Our small crop of Earliest Red Sweet peppers this year reminds me of why I've worked so hard to preserve the endangered variety. ERS pepper plants do produce early peppers (65 days from transplants), but with the usual pepper problem of some blossom end rot early in the season. While I like the early harvest, the variety's ability to last all season and produce heavy crops late in the season makes it an outstanding bell pepper variety. The fruit is relatively small, about half to two-thirds the size of hybrid bell peppers. But the the volume of peppers produced easily compensates for the smaller pepper size.
We've had bacterial spot and speck problems in our peppers in the past, but found that using a soil drench of Serenade biofungicide at planting pretty well eliminated those diseases. The ERS variety does need to be grown on good soil, however. Growing the variety in our East Garden with its heavy clay soil often produced lots of dwarfed peppers.
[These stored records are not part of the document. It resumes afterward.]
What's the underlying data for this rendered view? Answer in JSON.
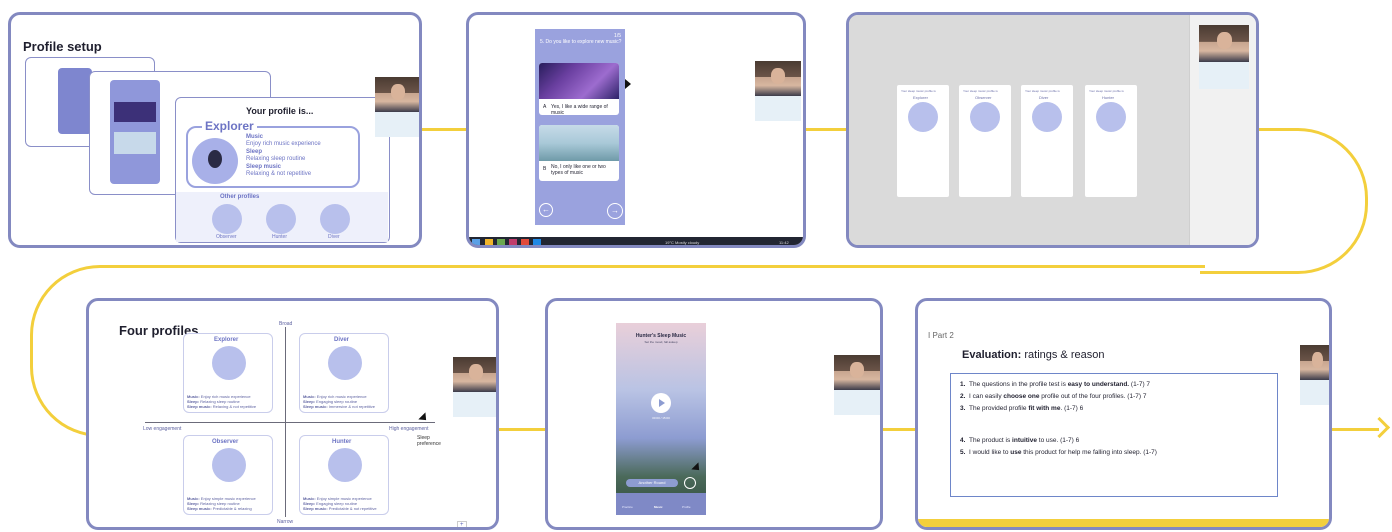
{
  "colors": {
    "panel_border": "#8389c0",
    "connector": "#f3cf3c",
    "app_purple": "#9aa2de",
    "accent": "#5b63b7"
  },
  "panel1": {
    "title": "Profile setup",
    "profile_heading": "Your profile is...",
    "main_profile": "Explorer",
    "music_label": "Music",
    "music_text": "Enjoy rich music experience",
    "sleep_label": "Sleep",
    "sleep_text": "Relaxing sleep routine",
    "sleep_music_label": "Sleep music",
    "sleep_music_text": "Relaxing & not repetitive",
    "other_profiles_label": "Other profiles",
    "other_profiles": [
      "Observer",
      "Hunter",
      "Diver"
    ]
  },
  "panel2": {
    "counter": "1/5",
    "question": "5. Do you like to explore new music?",
    "option_a_key": "A",
    "option_a": "Yes, I like a wide range of music",
    "option_b_key": "B",
    "option_b": "No, I only like one or two types of music",
    "taskbar_weather": "19°C  Mostly cloudy",
    "taskbar_time": "11:42"
  },
  "panel3": {
    "cards": [
      {
        "heading": "Your sleep music profile is",
        "name": "Explorer"
      },
      {
        "heading": "Your sleep music profile is",
        "name": "Observer"
      },
      {
        "heading": "Your sleep music profile is",
        "name": "Diver"
      },
      {
        "heading": "Your sleep music profile is",
        "name": "Hunter"
      }
    ]
  },
  "panel4": {
    "title": "Four profiles",
    "axis_top": "Broad",
    "axis_bottom": "Narrow",
    "axis_left": "Low engagement",
    "axis_right": "High engagement",
    "axis_note": "Sleep preference",
    "quadrants": [
      {
        "name": "Explorer",
        "lines": [
          [
            "Music: ",
            "Enjoy rich music experience"
          ],
          [
            "Sleep: ",
            "Relaxing sleep routine"
          ],
          [
            "Sleep music: ",
            "Relaxing & not repetitive"
          ]
        ]
      },
      {
        "name": "Diver",
        "lines": [
          [
            "Music: ",
            "Enjoy rich music experience"
          ],
          [
            "Sleep: ",
            "Engaging sleep routine"
          ],
          [
            "Sleep music: ",
            "Immersive & not repetitive"
          ]
        ]
      },
      {
        "name": "Observer",
        "lines": [
          [
            "Music: ",
            "Enjoy simple music experience"
          ],
          [
            "Sleep: ",
            "Relaxing sleep routine"
          ],
          [
            "Sleep music: ",
            "Predictable & relaxing"
          ]
        ]
      },
      {
        "name": "Hunter",
        "lines": [
          [
            "Music: ",
            "Enjoy simple music experience"
          ],
          [
            "Sleep: ",
            "Engaging sleep routine"
          ],
          [
            "Sleep music: ",
            "Predictable & not repetitive"
          ]
        ]
      }
    ],
    "page_indicator": "+"
  },
  "panel5": {
    "app_title": "Hunter's Sleep Music",
    "app_subtitle": "Set the mood, fall asleep",
    "timer": "00:00 / 15:00",
    "button_label": "Another Round",
    "nav": [
      "Practice",
      "Music",
      "Profile"
    ]
  },
  "panel6": {
    "part": "I Part 2",
    "heading_bold": "Evaluation:",
    "heading_rest": " ratings & reason",
    "items": [
      {
        "num": "1.",
        "pre": "The questions in the profile test is ",
        "bold": "easy to understand.",
        "post": " (1-7)  7"
      },
      {
        "num": "2.",
        "pre": "I can easily ",
        "bold": "choose one",
        "post": " profile out of the four profiles. (1-7)   7"
      },
      {
        "num": "3.",
        "pre": "The provided profile ",
        "bold": "fit with me",
        "post": ". (1-7) 6"
      },
      {
        "num": "4.",
        "pre": "The product is ",
        "bold": "intuitive",
        "post": " to use.  (1-7)  6"
      },
      {
        "num": "5.",
        "pre": "I would like to ",
        "bold": "use",
        "post": " this product for help me falling into sleep. (1-7)"
      }
    ]
  }
}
In writing this posting, I ran across an excellent University of California Cooperative Extension Service article by Cindy Fake, Managing Blossom End Rot in Tomatoes and Peppers. It explains in layman's terms that blossom end rot is not only a calcium problem, but also a problem caused by variable soil moisture conditions. If you grow tomatoes and peppers and fight blossom end rot each season, this article may have some answers for you about controlling Blossom End Rot.
Getting back to our late September garden, our cowpeas are filling pods, and our row of lima bean plants are blooming. Both crops will have to mature in a hurry to beat the first frost. If I can find the enthusiasm for the task, I may break out a floating row cover to give the plants an extra week or two of growth time.
We also have a few cantaloupe and watermelon ripening in our East Garden. I picked a small cantaloupe on Tuesday or Wednesday and just let it sit for a few days. When I cut it last night, I found that it appeared to be ripe, but didn't have much flavor. I'd guess our cooler weather may be responsible for the lack of good melon flavor.
Annie and I had breaded tenderloin sandwiches for supper last night. I had to really hunt in our isolation plots to find a couple of edible tomatoes for the sandwiches. But still finding fresh tomatoes from the garden on September 29 is really pretty cool and a bit unusual.
We've had a very good September garden this year. Some heavy rains have given our fall garden crops a decent chance of maturing before our first frost. Having fresh tomatoes, peppers, yellow squash, spinach, kale, and even a few watermelon has made this another month of bountiful harvests.